Черт его знает, почему так показалось Забубенному, но он приблизился к воеводе черниговцев Боку и сказал:
– Темнит что-то рыцарь.
Между тем рыцарь просто молчал.
– Как его зовут, и что здесь делает рыцарь тевтонского ордена? – спросил монгольский хан через переводчика.
«Так это тевтонец, – подумал озадаченный механик, – а я-то никак вспомнить не мог, какие у них на бортах кресты, красные или черные. Получается черные».
Рыцарь медленно опустил свою белобрысую голову и перевел взгляд с неба на монгольского хана, сидевшего на лошади и возвышавшегося над ним, благодаря этому на добрых полтора метра. Словно вспоминая свое имя, рыцарь немного подумал и медленно, с расстановкой, проговорил одну длинную фразу на отрывистом немецком наречии. Григорий Забубенный, как ни напрягал память, ничего знакомого на слух не уловил.
– Его зовут Клаус фон Штир. Он рыцарь «ордена дома Святой Марии Тевтонской», – сообщил «венецианец», – находится в землях венгерского короля по личному поручению великого магистра ордена Германа фон Зальца.
– Каким поручением? – напрямую поинтересовался Тобчи, даже не пытаясь обмануть фон Штира и показать рыцарю, что ему абсолютно неинтересно, зачем он здесь оказался. Для монголов, славившихся своей хитростью, это было как-то слишком просто.
Забубенный даже удивился. «Да хрен он чего по своей воле скажет, – пронеслось в голове у механика, – по роже видно. Тут другими методами надо работать. С фашистами надо их же языком говорить. Гестаповским».
Однако Тобчи торопился снова выступить в поход. И теперь, после взятия замка, его ничто не задерживало. Только молчаливый тевтонский рыцарь.
– Этого тоже в обоз, – приказал, немного помедлив, монгольский военачальник, – Отвезем всех Субурхану. Там заговорят. А нам пора.

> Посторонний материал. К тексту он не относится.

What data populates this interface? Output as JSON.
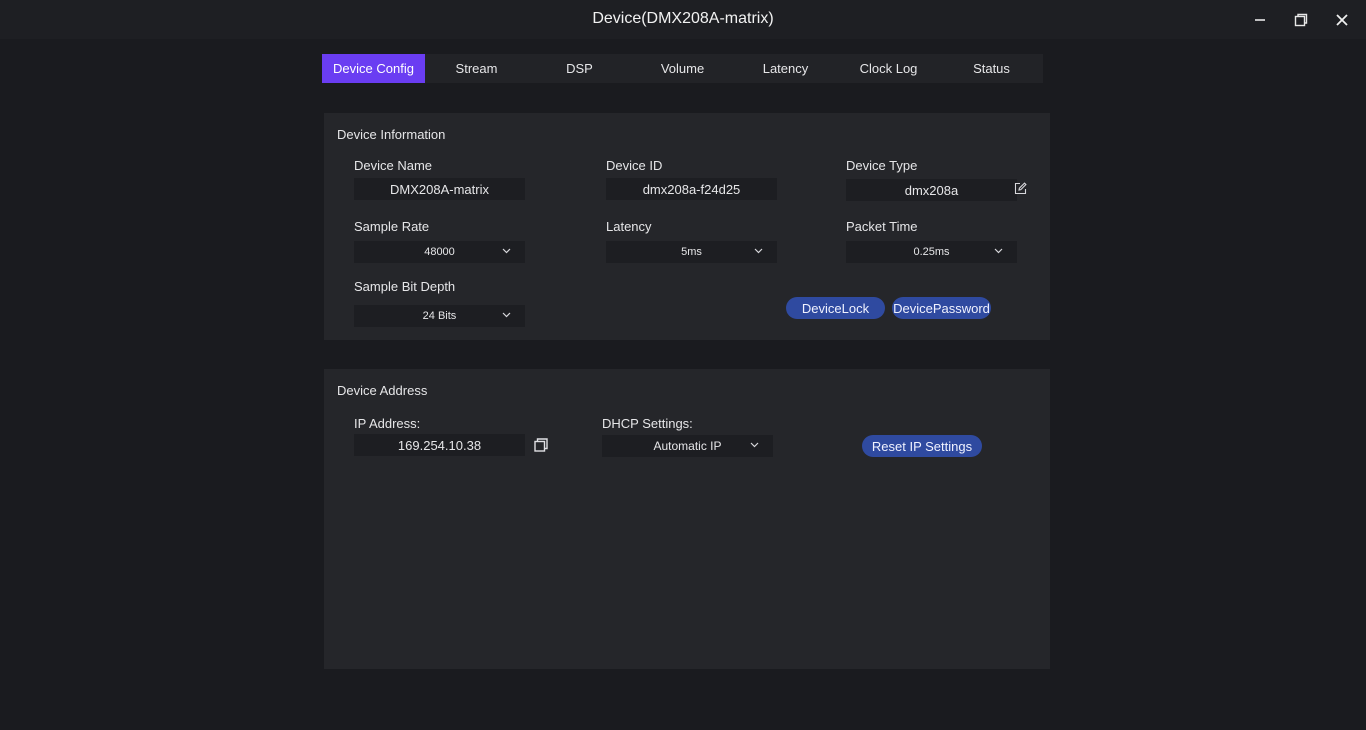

И соединенные русско-монгольские войска, перетряхнув замок от самого нижнего подземелья до самой высокой башни, и запалив его на прощанье, снова выступили в поход к лагерю Субурхана.
Время уже, по прикидкам великого чародея-механика, подходило к обеду. И Забубенный был бы не прочь перекусить хоть китайской лапшей, хоть холодной зайчатиной, но ему никто такой возможности не предоставил. Приходилось ждать до вечера. Поэтому Григорий взгромоздился на своего магического коня, тронул поводья и пристроился рядом с ханом Тобчи и его переводчиком-»венецианцем», который в своих одеждах смотрелся на лошади еще смешнее, чем пеший.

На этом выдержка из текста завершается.